Le président Chavez téléphona néanmoins à son homologue chilien pour lui dire que le bon déroulement du sauvetage "nous emplit tous de joie". A Cuba, les frères Castro n'ont pas eu ce geste. La discrétion de la presse officielle cubaine était tout aussi idéologique que les commentaires d'ABC et d'El Nacional. Le révolution castriste se serait-elle contredite en louant le sauvetage spectaculaire de prolétaires d'un pays, le Chili, qui a viré démocratiquement à droite?

Se déclarant "heureuse" du retour à la vie des 33 de la mine San José, l'organisation humanitaire Amnesty International a néanmoins rappelé au gouvernement chilien qu'il n'a pas ratifié la Convention sur la sécurité et la santé dans les mines adoptée en 1995 par l'Organisation internationale du travail.

L'homme d'affaires de centre droit Sebastian Piñera n'ayant été investi à la présidence qu'en mars 2010, le rappel d'Amnesty international a l'allure d'un reproche visant plutôt les gouvernements de centre gauche de la Concertation démocratique, au pouvoir pendant 20 ans au Chili à partir de la fin de la dictature du général Pinochet, en 1990.

Selon un décompte officiel, les accidents ont fait 374 morts dans les mines chiliennes lors de la dernière décennie, dont 32 cette année. Le président Piñera s'est engagé à éliminer du pays "les conditions d'insécurité et inhumaines" qui auraient pu être fatales aux 33 rescapés.

Effets au-delà du Chili

La médiatisation planétaire de cette promesse et du sauvetage a déjà des effets au-delà des frontières chiliennes.

En Argentine, l'Association ouvrière minière fait pression sur les gouvernements provinciaux afin qu'ils renforcent les contrôles de sécurité. En Turquie, où 30 mineurs périrent le 17 mai dernier dans une mine de la région de Zonguldak gérée par l'Etat, la Chambre turque des ingénieurs des mines prie le gouvernement de ne plus attribuer les catastrophes au "destin" et d'imiter le volontarisme du gouvernement chilien. Au Mexique, la comparaison "cruelle", on l'a dit plus haut, avec les morts oubliés de la mine de Pasta de Conchos sert d'avertissement au président Felipe Calderon. Et en Equateur, le sauvetage de quatre mineurs bloqués depuis le 15 octobre par un glissement de terrain boueux dans une mine d'or de Portovelo a conduit le gouvernement du président Rafael Correa, inspiré par l'exemple chilien, à instaurer une cellule de crise.

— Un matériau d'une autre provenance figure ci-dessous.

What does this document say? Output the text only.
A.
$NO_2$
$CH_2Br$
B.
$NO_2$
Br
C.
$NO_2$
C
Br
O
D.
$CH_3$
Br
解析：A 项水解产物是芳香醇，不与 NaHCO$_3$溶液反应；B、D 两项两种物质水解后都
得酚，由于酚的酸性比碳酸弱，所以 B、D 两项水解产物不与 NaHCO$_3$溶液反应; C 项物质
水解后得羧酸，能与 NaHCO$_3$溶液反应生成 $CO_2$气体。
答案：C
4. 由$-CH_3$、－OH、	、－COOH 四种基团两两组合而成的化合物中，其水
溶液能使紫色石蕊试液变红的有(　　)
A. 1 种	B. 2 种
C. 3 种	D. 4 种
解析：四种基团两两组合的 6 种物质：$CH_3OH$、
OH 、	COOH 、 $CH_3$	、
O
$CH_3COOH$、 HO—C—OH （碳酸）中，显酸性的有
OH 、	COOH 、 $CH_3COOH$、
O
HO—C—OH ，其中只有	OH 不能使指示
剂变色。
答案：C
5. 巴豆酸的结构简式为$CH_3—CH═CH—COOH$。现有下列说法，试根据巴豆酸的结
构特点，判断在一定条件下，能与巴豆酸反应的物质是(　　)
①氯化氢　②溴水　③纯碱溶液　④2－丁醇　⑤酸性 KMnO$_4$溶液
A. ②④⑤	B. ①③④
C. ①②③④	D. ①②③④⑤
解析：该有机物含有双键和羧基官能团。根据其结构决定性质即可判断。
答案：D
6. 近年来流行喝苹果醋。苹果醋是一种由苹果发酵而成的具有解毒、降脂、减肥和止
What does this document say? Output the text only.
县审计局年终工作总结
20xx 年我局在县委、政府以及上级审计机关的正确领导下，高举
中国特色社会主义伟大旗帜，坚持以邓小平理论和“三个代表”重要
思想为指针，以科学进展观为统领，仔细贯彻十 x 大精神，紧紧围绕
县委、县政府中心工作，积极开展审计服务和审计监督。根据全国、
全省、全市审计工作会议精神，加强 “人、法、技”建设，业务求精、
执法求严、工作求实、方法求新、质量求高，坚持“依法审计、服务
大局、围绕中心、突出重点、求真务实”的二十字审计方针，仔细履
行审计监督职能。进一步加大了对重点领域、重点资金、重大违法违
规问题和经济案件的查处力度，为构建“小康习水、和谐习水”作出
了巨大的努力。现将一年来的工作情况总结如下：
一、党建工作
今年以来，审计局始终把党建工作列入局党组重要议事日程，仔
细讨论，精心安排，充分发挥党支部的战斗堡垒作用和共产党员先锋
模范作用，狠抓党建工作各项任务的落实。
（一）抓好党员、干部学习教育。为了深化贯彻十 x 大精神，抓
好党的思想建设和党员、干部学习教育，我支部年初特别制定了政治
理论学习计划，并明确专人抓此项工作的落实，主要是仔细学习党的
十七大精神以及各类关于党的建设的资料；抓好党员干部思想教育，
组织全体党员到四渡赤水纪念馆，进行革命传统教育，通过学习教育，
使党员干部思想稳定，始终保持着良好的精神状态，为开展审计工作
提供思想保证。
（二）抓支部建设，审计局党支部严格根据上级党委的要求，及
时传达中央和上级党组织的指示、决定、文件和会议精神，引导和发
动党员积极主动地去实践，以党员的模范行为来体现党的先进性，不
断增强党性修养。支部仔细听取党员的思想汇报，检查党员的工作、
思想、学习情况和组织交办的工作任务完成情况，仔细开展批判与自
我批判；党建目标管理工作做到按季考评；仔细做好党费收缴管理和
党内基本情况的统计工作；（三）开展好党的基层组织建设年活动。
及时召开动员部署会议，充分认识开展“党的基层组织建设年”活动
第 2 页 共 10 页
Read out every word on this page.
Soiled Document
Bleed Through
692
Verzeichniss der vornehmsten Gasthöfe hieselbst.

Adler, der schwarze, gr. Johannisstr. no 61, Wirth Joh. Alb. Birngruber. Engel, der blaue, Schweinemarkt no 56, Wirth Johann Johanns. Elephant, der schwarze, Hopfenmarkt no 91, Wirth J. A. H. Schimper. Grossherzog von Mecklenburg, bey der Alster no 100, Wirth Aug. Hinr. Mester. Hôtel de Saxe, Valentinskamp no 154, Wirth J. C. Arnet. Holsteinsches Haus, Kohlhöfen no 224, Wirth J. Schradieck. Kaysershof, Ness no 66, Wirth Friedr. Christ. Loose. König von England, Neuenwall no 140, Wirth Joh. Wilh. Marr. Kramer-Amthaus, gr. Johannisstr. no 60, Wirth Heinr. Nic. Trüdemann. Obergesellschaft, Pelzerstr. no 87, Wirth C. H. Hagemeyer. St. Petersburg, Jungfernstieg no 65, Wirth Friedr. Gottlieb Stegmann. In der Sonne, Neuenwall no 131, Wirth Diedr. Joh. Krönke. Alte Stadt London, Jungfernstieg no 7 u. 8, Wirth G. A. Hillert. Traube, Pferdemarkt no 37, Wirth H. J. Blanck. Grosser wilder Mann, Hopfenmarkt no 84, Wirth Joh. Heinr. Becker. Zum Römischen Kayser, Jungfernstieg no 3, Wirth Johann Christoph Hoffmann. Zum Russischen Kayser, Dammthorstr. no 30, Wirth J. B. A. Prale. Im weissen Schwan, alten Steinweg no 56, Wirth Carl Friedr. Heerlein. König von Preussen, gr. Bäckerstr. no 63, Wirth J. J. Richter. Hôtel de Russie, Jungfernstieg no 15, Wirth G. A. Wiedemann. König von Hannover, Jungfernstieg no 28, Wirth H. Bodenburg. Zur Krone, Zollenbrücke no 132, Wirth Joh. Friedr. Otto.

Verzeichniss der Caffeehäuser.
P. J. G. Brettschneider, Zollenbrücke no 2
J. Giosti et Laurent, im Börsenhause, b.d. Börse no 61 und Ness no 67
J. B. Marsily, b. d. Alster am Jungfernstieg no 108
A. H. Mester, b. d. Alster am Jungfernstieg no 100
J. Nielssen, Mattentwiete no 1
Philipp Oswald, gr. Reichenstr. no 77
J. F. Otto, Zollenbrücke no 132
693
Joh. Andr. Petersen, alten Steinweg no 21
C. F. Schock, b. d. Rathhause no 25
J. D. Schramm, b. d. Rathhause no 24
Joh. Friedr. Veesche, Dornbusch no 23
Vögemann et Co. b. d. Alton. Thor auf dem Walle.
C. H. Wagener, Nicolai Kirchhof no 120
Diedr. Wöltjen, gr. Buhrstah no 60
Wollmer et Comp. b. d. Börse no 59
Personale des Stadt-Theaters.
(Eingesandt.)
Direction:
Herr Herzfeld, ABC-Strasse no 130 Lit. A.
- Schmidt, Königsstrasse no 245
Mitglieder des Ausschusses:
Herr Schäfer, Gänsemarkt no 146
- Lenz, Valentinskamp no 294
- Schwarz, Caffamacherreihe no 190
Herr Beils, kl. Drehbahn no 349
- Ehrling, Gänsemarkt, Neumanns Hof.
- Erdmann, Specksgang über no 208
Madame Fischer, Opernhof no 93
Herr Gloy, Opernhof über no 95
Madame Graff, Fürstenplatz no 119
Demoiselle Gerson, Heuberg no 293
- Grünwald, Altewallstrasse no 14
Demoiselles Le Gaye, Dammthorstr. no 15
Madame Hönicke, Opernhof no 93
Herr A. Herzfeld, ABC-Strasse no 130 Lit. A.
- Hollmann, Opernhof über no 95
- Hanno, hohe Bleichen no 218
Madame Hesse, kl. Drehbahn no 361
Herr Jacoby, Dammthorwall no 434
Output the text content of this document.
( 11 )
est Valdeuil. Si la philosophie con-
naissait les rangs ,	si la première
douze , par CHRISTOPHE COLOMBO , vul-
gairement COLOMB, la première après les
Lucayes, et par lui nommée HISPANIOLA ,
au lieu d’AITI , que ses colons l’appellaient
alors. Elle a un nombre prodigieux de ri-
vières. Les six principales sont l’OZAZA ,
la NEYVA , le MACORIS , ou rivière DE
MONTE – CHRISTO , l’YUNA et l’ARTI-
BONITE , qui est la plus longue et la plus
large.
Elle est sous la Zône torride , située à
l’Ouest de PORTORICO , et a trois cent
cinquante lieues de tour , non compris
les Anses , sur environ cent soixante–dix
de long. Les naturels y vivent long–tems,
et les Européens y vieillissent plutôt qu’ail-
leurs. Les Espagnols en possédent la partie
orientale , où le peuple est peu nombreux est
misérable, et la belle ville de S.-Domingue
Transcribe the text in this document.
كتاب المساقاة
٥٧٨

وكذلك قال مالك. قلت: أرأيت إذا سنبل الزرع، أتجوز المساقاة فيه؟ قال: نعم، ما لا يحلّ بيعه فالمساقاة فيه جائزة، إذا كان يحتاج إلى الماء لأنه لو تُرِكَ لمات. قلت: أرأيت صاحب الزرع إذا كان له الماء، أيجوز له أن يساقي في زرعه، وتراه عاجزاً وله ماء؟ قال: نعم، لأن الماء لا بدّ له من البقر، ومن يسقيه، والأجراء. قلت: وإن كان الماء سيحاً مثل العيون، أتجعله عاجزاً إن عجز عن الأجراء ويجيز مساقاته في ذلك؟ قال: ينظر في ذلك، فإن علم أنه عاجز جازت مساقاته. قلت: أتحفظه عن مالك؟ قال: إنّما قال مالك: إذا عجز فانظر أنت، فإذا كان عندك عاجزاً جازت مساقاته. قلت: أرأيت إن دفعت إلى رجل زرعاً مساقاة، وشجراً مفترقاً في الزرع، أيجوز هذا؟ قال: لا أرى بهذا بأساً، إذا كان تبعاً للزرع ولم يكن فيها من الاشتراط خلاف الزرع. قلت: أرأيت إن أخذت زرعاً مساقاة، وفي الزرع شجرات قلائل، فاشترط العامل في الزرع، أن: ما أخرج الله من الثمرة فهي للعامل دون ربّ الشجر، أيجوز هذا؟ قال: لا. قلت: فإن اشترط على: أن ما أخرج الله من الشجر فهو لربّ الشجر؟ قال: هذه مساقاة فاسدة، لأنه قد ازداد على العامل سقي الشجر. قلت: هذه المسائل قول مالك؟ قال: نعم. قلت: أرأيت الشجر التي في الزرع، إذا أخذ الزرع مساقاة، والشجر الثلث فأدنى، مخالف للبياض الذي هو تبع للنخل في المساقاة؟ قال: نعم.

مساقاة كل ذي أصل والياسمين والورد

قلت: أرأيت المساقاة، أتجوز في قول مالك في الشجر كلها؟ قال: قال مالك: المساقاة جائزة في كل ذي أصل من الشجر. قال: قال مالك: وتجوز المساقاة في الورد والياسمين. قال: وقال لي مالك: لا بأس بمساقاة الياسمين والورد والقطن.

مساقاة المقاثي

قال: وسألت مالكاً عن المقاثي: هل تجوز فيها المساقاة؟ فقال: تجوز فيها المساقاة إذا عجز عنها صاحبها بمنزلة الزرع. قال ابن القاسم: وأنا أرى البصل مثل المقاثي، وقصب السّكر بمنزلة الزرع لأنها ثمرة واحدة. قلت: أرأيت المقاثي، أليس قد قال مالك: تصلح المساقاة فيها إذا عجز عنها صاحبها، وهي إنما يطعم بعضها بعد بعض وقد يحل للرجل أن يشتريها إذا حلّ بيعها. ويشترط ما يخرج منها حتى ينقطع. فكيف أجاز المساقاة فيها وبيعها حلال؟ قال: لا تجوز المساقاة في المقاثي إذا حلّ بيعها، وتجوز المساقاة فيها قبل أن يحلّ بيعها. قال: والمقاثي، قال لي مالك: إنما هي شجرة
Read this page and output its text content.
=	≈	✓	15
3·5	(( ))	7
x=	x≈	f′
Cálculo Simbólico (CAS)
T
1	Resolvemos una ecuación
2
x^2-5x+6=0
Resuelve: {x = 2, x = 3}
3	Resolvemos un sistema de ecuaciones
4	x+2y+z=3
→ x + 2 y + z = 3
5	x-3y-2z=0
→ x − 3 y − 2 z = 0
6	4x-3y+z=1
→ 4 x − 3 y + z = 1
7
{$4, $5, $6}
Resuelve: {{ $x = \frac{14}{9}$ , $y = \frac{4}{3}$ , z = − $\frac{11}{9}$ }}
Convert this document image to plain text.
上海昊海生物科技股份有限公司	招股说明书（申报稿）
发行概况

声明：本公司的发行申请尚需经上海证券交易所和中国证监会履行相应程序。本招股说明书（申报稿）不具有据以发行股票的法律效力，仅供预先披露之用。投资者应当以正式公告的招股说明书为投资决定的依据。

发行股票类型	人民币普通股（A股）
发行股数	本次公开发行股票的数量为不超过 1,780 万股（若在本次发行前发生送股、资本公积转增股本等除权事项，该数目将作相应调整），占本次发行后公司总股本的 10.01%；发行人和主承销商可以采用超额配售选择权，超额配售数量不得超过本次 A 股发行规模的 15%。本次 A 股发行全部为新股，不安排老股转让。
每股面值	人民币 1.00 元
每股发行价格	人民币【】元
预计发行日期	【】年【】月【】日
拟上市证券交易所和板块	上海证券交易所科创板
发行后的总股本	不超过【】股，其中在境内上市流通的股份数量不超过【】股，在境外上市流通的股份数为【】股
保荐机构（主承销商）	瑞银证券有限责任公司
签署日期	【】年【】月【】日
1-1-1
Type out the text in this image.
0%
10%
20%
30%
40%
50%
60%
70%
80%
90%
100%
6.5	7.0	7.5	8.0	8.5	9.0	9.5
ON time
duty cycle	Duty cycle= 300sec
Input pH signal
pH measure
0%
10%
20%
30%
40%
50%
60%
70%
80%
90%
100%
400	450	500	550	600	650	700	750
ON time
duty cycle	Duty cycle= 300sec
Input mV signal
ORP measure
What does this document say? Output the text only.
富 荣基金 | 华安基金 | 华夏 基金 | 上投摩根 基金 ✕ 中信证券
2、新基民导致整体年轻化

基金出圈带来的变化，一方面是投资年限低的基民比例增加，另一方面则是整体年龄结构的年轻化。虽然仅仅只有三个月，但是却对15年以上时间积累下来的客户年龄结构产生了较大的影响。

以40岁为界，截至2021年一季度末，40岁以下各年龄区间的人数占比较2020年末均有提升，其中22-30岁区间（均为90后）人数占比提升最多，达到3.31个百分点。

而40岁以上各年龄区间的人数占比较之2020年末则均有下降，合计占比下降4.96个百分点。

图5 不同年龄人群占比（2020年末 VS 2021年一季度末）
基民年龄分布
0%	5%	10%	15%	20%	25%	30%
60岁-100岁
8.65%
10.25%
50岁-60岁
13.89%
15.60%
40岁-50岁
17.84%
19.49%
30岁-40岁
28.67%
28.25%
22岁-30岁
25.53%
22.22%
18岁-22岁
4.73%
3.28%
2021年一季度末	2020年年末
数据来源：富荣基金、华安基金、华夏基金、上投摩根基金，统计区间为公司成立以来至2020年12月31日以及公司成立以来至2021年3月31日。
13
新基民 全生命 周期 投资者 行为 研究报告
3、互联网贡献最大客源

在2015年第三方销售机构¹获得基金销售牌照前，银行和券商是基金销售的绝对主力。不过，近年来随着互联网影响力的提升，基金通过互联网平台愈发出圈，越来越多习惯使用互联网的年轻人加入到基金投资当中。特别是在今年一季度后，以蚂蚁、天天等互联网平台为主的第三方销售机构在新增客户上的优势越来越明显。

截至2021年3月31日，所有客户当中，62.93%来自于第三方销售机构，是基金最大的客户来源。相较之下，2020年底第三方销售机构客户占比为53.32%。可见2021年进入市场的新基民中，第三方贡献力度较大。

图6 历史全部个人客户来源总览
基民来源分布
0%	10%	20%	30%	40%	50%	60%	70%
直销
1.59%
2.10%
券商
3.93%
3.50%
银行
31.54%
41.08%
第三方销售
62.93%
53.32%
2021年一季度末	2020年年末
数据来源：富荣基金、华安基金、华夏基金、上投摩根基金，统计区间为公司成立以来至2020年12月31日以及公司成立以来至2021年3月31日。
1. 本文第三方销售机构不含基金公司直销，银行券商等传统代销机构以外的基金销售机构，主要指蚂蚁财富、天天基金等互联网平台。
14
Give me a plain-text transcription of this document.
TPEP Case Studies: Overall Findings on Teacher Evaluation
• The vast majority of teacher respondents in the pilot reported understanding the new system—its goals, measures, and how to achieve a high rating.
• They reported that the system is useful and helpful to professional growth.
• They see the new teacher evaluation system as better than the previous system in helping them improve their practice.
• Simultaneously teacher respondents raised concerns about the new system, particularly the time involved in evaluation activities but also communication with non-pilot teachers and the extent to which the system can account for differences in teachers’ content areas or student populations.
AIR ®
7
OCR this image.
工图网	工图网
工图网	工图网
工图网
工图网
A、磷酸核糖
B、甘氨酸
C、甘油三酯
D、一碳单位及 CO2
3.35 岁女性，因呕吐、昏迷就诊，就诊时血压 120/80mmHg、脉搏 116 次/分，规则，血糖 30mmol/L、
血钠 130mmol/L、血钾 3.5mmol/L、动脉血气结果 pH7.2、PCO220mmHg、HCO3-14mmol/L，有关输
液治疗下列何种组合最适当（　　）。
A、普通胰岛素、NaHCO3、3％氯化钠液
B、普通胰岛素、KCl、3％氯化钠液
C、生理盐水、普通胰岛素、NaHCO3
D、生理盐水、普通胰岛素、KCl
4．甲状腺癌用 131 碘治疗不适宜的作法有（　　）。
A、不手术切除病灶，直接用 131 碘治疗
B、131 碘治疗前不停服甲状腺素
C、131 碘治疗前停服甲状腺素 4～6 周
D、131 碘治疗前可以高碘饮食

De tels exemples devraient se multiplier. En outre, comme l'espère le compositeur et mariachi salvadorien Omar Angulo, qui a dédié sa dernière chanson aux 33 mineurs chiliens, "tous ceux qui vivent en surface peuvent désormais remercier la vie et en voir moins le côté parfois triste qui nous rend négatifs".

Fierté et unité nationales, prestige mondial, promesses de sécurité accrue pour les mineurs et bouffées d'optimisme collectif au Chili et ailleurs dans le monde ... Voilà le bilan peu banal d'un gouvernement de patrons. Sera-t-il éphémère? Pour l'heure, la joie de 33 rescapés et le sourire du président Piñera et de ses ministres rassurent en tout cas davantage que le "travailler plus et gagner moins" prôné sans complexe par le patron des patrons espagnols, Gerardo Diaz Ferran, sous prétexte de conjurer la crise et avec la bénédiction du gouvernement dit socialiste de José Luis Rodriguez Zapatero.